Il joue un pôle essentiel pour :
– La lutte contre de une taxation redondante (grâce à les traités fiscaux),
– L’adéquation aux normes internationales (Common Reporting Standard, FATCA),
– Les démarches bancaires (ouverture de comptes, transferts financiers).
Pour en faire la demande, le résident doit se rendre lui-même chez de l’administration fiscale avec de :
1. Un passeport valide,
2. Sa carte de séjour permanent,
3. Un justificatif de adresse à jour (facture ou bail de logement).
La requête est en règle générale finalisée en 10 à 15 jours utiles, pour un coût minimal de coûts supplémentaires majeurs.
Après obtention, le certificat reste en vigueur pour douze mois, avec renouvellement chaque année. Cette pièce est judicieux de le demander à l’avance dans le cas où l’on prévoit des procédures auprès des banques ou des investissements à l’étranger.
Plusieurs banques bancaires peuvent exiger une traduction officielle certifiée de ce certificat.
Comment réussir son projet fiscale ?
Un déménagement internationale au Paraguay se prépare méthodiquement pour éviter les pièges bureaucratiques ou réglementaires.
En amont, il est recommandé de solliciter un expert en optimisation fiscale étrangère pour évaluer les conséquences de ce changement sur ses obligations propre, notamment en termes de désengagement du cadre fiscal précédent (taxation à la sortie, contraintes administratives persistantes, etc.).
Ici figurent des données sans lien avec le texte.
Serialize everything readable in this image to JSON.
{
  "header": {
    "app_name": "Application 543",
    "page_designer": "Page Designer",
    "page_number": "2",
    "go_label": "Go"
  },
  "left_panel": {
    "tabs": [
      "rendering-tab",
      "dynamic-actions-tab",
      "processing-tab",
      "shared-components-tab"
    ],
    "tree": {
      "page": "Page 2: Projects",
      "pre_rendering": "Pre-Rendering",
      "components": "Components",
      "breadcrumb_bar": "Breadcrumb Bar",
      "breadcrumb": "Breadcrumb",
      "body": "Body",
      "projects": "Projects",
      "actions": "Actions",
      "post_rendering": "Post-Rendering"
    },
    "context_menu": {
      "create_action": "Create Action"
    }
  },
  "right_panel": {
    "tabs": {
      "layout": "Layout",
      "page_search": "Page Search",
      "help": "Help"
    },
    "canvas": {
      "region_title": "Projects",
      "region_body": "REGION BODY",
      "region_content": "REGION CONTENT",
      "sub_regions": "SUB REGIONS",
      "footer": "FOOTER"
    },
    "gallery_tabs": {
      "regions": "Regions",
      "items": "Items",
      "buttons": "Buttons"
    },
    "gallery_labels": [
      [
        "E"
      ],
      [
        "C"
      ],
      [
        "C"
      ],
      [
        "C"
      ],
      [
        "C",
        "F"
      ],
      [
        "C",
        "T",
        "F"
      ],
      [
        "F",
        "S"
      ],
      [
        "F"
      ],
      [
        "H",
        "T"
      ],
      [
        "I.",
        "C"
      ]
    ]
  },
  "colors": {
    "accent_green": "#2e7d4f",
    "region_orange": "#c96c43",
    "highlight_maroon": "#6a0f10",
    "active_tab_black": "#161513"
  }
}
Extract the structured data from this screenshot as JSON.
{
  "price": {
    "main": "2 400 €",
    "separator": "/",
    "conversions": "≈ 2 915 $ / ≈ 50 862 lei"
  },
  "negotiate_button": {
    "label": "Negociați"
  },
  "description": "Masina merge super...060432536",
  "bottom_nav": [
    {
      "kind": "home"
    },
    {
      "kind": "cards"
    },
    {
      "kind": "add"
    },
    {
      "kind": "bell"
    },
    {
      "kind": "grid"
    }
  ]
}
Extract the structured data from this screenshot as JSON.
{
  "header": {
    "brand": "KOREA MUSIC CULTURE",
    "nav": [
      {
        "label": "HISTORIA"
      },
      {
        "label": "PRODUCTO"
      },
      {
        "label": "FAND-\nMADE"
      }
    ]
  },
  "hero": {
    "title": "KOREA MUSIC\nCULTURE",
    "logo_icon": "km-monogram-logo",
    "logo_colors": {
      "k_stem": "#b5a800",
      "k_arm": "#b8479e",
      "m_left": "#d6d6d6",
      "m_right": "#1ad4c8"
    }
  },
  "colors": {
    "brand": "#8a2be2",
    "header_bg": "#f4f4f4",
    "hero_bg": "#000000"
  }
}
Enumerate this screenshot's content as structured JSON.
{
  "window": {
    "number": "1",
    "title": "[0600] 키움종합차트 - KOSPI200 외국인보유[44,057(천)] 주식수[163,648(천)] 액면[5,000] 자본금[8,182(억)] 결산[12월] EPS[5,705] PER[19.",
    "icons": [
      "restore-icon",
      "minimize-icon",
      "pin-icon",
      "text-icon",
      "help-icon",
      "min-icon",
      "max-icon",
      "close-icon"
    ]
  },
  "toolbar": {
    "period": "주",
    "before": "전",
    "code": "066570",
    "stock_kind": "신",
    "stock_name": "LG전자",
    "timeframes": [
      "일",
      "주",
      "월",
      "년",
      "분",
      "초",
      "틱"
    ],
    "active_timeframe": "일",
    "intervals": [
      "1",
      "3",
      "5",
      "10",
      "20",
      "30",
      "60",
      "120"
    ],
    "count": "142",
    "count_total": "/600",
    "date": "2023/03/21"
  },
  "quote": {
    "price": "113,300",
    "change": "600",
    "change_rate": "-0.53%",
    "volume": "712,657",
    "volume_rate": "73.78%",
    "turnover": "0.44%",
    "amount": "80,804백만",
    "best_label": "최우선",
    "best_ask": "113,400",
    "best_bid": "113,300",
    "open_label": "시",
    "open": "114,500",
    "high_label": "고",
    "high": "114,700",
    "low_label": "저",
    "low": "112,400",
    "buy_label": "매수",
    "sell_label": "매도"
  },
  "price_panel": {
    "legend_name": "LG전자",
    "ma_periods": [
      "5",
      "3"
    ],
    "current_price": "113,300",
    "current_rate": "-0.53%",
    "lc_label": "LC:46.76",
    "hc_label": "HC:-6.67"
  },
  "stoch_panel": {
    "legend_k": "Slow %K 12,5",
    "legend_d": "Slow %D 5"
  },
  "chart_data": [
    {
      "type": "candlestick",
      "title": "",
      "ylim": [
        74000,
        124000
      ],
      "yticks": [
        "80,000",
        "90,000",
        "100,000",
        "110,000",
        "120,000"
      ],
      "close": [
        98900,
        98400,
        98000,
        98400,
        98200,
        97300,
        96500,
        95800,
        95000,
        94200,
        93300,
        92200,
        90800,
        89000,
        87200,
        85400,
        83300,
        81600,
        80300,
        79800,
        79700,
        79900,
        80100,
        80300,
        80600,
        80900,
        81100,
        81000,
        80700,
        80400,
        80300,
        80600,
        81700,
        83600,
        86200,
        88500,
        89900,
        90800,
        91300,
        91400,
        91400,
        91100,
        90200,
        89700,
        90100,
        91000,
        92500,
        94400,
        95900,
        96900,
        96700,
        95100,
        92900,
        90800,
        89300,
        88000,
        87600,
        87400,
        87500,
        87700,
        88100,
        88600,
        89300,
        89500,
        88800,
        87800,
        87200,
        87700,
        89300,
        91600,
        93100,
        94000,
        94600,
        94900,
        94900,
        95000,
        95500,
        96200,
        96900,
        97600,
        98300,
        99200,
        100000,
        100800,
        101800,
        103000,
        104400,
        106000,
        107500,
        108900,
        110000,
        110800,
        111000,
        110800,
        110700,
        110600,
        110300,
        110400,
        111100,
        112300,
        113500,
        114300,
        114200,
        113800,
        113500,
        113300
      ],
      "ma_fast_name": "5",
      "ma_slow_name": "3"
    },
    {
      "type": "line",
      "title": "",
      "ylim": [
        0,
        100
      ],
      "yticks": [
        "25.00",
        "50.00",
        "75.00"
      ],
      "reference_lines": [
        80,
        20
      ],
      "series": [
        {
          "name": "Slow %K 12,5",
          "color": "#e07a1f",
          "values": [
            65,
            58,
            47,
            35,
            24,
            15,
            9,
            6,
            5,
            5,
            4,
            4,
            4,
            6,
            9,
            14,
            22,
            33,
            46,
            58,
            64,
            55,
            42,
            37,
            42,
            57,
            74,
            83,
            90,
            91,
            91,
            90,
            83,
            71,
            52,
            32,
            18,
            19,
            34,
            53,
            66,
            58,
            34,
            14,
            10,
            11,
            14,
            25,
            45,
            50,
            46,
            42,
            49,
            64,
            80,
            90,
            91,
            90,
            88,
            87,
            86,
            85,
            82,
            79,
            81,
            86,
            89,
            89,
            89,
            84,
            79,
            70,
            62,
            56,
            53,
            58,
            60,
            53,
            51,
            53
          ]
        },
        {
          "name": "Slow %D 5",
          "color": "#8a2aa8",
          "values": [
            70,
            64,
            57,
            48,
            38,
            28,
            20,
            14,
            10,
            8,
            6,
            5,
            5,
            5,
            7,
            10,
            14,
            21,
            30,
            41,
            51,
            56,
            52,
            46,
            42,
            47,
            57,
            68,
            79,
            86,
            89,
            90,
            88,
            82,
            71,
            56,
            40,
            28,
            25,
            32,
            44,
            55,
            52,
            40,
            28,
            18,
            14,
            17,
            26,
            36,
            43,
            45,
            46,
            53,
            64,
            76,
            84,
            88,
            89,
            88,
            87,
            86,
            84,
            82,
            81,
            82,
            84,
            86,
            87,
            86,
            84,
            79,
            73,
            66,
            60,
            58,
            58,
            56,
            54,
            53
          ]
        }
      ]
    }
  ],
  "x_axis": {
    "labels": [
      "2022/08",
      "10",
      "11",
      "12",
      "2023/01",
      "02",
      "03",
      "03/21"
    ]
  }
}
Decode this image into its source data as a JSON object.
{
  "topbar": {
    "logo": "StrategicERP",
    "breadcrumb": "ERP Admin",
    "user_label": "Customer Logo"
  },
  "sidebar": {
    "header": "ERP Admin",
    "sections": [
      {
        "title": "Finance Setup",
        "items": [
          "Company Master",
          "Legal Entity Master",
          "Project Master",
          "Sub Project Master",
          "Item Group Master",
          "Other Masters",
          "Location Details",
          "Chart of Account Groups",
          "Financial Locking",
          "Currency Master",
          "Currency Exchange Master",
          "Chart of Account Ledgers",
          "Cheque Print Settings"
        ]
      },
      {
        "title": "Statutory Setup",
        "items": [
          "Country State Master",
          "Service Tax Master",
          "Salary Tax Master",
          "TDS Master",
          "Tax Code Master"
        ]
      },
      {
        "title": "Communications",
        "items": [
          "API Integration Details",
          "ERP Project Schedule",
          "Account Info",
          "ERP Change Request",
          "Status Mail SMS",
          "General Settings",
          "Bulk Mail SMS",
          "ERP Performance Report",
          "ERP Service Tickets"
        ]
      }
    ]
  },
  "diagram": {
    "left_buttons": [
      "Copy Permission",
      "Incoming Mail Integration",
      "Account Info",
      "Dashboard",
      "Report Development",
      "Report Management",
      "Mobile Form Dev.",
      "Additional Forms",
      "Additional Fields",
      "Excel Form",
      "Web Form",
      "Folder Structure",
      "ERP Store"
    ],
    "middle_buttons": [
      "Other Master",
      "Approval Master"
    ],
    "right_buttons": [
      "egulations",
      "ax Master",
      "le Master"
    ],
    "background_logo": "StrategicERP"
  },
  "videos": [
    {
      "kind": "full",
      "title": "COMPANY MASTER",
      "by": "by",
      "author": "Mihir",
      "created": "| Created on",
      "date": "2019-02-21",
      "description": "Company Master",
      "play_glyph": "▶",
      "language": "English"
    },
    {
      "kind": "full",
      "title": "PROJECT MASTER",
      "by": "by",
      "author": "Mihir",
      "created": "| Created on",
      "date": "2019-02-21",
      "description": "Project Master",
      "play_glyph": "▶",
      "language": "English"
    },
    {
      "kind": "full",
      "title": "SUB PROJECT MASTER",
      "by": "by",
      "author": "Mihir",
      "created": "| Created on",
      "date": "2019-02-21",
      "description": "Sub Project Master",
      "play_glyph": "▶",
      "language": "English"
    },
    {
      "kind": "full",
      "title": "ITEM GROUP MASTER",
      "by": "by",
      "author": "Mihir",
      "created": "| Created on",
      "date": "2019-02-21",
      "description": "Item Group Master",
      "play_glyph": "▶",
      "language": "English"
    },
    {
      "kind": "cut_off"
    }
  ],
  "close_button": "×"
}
Sur place, l’intégration passe par des démarches fondamentales :
– Souscrire un compte en banque local (plusieurs établissements exigent un apport de départ ou une recommandation),
– Contracter une couverture maladie compatible aux exigences du pays,
– S’enregistrer dans de l’administration.
Il semble en outre pertinent de se rapprocher les réseaux internationaux, notamment grâce à les canaux sociaux ou les clubs, pour tirer parti de retours d’expérience.
En dernière instance, même si le Paraguay fournisse une large autonomie financière, il convient de suivre scrupuleusement les échéances de renouvellement des documents de installation et de conserver une trace écrite de toutes les communications avec les services publics, dans le but de accélérer d’éventuels recours.